We have prepared a series of mononuclear fac and mer isomers of Ru(II) complexes containing chelating pyrazolyl-pyridine ligands, to examine their differing ability to act as hydrogen-bond donors in MeCN. This was prompted by our earlier observation that octanuclear cube-like coordination cages that contain these types of metal vertex can bind guests such as isoquinoline-N-oxide (K = 2100 M(-1) in MeCN), with a significant contribution to binding being a hydrogen-bonding interaction between the electron-rich atom of the guest and a hydrogen-bond donor site on the internal surface of the cage formed by a convergent set of CH2 protons close to a 2+ metal centre. Starting with Ru(L(H))3 [L(H) = 3-(2-pyridyl)-1H-pyrazole] the geometric isomers were separated by virtue of the fact that the fac isomer forms a Cu(I) adduct which the mer isomer does not. Alkylation of the pyrazolyl NH group with methyl iodide or benzyl bromide afforded Ru(L(Me))3 and Ru(L(bz))3 respectively, each as their fac and mer isomers; all were structurally characterised. In the fac isomers the convergent group of pendant -CH2R or -CH3 protons defines a hydrogen-bond donor pocket; in the mer isomer these protons do not converge and any hydrogen-bonding involving these protons is expected to be weaker. For both Ru(L(Me))3 and Ru(L(bz))3, NMR titrations with isoquinoline-N-oxide in MeCN revealed weak 1 : 1 binding (K ≈ 1 M(-1)) between the guest and the fac isomer of the complex that was absent with the mer isomer, confirming a difference in the hydrogen-bond donor capabilities of these complexes associated with their differing geometries. The weak binding compared to the cage however occurs because of competition from the anions, which are free to form ion-pairs with the mononuclear complex cations in a way that does not happen in the cage complexes. We conclude that (i) the presence of fac tris-chelate sites in the cage to act as hydrogen-bond donors, and (ii) exclusion of counter-ions from the central cavity leaving these hydrogen-bonding sites free to interact with guests, are both important design criteria for future coordination cage hosts.

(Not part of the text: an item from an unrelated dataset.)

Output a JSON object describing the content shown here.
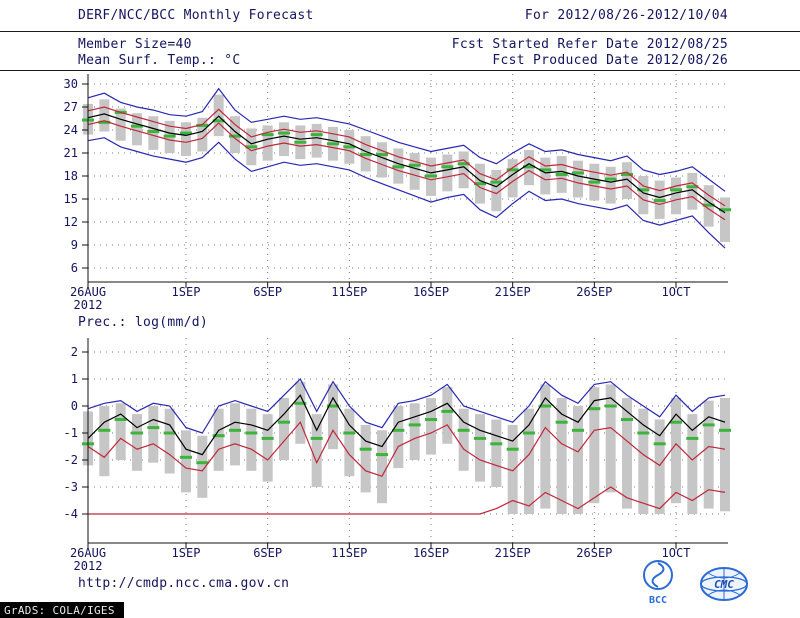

我们制备了一系列单核面和经异构的 Ru(II) 配合物,这些配合物包含螯合吡唑基-吡啶配体,以研究它们在 MeCN 中作为氢键供体的不同能力。这是受我们之前的观察结果的启发,即包含这些类型金属顶点的八核立方配位笼可以结合客体,如异喹啉-N-氧化物(在 MeCN 中的 K = 2100 M(-1)),与笼内表面的氢键供体位点之间的电子富原子与笼内表面的氢键供体位点之间存在显著的结合贡献,形成收敛的一组 CH2 质子接近 2+ 金属中心。从 Ru(L(H))3 [L(H) = 3-(2-吡啶基)-1H-吡唑]开始,通过 fac 异构体形成 Cu(I)加合物而 mer 异构体不形成的事实来分离几何异构体。用甲基碘或溴化苄对吡唑基 NH 基团进行烷基化,得到 Ru(L(Me))3和 Ru(L(bz))3,分别为其 fac 和 mer 异构体;均进行了结构表征。在 fac 异构体中,收敛的-CH2R 或-CH3 质子组定义了氢键供体口袋;在 mer 异构体中,这些质子不收敛,并且涉及这些质子的任何氢键预计会较弱。对于 Ru(L(Me))3和 Ru(L(bz))3,在 MeCN 中用异喹啉-N-氧化物进行 NMR 滴定表明,客体与配合物的 fac 异构体之间存在弱 1:1 结合(K ≈ 1 M(-1)),而 mer 异构体不存在,这证实了这些配合物的氢键供体能力存在差异与它们的不同几何形状有关。与笼状配合物相比,这种弱结合是由于抗衡阴离子的竞争所致,抗衡阴离子可以自由地与单核配合物阳离子形成离子对,而在笼状配合物中不会发生这种情况。我们得出结论,(i)笼状中存在 fac 三螯合位点作为氢键供体,以及(ii)从中心腔室中排除抗衡离子,使这些氢键供体位点自由与客体相互作用,都是未来配位笼主体的重要设计标准。